Ho Chi Minh

FINALLY, I've had a chance to knock this post together. It's been a long time coming! Our Vietname trip was six weeks ago, and I'm still only at the tip of the iceberg when it comes to going through pictures, so I'm going to do these posts one city at a time!

Ho Chi Minh was a culture shock like nothing I'd seen before. We flew in at about 1am, so the only thing that we saw on the first night was people, scooters and cartoon heat-lines coming off ourselves and everything around us. Our walk the next morning was next-level foreign. Everything in Vietnam is done on the street. Cooking, selling product, parking scooters, walking dogs, throwing chickens feet, the lot.

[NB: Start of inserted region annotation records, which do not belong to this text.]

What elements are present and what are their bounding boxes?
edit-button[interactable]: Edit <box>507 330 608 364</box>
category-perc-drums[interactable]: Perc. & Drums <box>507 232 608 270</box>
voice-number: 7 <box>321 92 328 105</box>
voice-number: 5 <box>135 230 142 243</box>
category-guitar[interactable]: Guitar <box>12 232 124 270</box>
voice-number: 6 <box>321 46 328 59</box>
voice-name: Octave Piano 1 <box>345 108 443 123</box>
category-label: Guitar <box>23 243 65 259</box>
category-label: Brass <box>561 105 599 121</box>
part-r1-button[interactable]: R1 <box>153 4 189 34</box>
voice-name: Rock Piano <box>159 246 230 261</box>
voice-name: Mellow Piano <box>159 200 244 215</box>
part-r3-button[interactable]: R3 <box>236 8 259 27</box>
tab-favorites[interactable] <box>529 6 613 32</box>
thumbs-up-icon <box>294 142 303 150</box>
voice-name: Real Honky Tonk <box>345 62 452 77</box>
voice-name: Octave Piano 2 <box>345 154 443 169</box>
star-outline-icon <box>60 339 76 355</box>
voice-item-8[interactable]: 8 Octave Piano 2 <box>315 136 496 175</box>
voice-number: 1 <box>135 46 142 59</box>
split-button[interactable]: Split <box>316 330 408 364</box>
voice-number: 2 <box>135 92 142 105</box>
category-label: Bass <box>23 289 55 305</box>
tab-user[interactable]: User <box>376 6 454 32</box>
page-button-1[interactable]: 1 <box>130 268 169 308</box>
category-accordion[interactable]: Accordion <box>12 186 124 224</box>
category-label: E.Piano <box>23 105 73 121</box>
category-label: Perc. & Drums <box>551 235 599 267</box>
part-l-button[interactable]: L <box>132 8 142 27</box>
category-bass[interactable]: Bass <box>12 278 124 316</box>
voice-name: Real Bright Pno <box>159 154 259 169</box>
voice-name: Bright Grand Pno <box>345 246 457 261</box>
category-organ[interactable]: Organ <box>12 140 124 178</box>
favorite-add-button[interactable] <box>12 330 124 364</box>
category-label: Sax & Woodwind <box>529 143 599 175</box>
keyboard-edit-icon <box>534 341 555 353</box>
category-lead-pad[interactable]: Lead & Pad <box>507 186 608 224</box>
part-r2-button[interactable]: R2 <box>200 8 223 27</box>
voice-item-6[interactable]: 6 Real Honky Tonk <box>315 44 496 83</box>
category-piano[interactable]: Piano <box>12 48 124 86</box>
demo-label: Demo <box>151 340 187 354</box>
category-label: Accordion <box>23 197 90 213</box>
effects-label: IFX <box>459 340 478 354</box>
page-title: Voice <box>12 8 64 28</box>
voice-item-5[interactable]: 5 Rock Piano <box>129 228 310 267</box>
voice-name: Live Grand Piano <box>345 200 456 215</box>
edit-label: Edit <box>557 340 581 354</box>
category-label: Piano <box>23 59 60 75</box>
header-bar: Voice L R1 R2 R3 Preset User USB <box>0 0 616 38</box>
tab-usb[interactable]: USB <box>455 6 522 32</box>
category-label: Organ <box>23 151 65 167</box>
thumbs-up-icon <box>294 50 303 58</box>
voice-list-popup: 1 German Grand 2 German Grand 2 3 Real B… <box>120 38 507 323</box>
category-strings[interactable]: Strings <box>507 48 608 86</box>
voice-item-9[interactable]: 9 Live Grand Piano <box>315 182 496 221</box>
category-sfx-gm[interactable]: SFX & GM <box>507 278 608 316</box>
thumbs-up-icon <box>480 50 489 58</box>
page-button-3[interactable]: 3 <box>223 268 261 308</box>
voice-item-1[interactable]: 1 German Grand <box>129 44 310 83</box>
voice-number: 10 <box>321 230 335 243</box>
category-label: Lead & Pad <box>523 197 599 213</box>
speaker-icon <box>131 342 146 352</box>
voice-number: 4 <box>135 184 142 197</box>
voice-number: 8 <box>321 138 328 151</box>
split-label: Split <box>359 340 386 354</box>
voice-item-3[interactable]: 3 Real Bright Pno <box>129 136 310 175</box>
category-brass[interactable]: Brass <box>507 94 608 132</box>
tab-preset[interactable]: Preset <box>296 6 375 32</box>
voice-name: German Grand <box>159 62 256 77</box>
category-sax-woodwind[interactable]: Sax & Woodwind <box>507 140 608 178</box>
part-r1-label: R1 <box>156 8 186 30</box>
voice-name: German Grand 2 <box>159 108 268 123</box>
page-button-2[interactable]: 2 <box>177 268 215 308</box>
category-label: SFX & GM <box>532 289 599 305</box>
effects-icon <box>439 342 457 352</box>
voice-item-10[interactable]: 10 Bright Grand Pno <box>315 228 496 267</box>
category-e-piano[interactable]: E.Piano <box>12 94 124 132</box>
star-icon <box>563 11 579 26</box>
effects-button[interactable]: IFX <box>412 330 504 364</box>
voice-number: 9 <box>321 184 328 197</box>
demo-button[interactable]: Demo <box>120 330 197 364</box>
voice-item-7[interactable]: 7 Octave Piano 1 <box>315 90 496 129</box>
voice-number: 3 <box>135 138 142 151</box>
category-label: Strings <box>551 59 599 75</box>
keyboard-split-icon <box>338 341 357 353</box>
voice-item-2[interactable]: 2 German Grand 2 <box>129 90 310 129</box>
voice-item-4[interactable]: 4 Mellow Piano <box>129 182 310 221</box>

It makes a lot of sense, I guess; it's accessible to tourists, especially in the backpackers part of the city - you miss nothing, and you have enough food and sunglasses options to last you the capacity of your trip. We thought that people in Ho Chi Minh were fairly pushy when it came to trying to make sales, but it was nothing compared to the north of the country.

We didn't notice as much of a French influence in the infrastructure of the city (that came later), but we have read previously that it was a French-colonised country, and the influence was to be expected, in both the architecture and food.

We started the trip with food that was somewhat familiar to us; Pho, Bahn Mi, that sort of thing. Australia has (Westernized) versions of a handful of Vietnamese dishes, and we had eaten a lot of it previously. But nothing in Australia can be compared to authentic Vietnamese food, let me tell you now. Zilch.

The food got us right in the stomach feelings, and we didn't stop eating for two weeks.

On top of all that, the food is crazy cheap. 20,000VND equal 1 Australian dollar, and more often than not a packed bowl of Pho wouldn't break 40,000VND.

Get in my belly.

We didn't realise at the time - as Ho Chi Minh was our first stop - but it was the dirtiest of all the places we saw. 
I didn't really mind - I became part of thefurniture instantly, but some people, aka my high-society significant other, preferred the north parts of the country.

There was a lot of odd smells all mixed together to make one weird Vietnamese super-smell. It was a mix of food, dirt, fuel, sweat and heat, and I loved it. 
It's a good insight into a developing country, but still a safe and friendly environment. Generally speaking, locals are happy to speak to you (provided you're happy to be coaxed into buying things, you've got to keep in mind that their sales are their life - they make very little money selling on the street - depending, of course, on their product).

Children were dubious of us, and we meet a few young children of some of our friends who were very shy, and took a while to warm to us.

Otherwise, local people are beautiful. So many of them are content, despite sitting on the street for hours at a time washing dishes or trying to shine our shoes. Most often, they're happy exactly where they are, and it was amazing to see.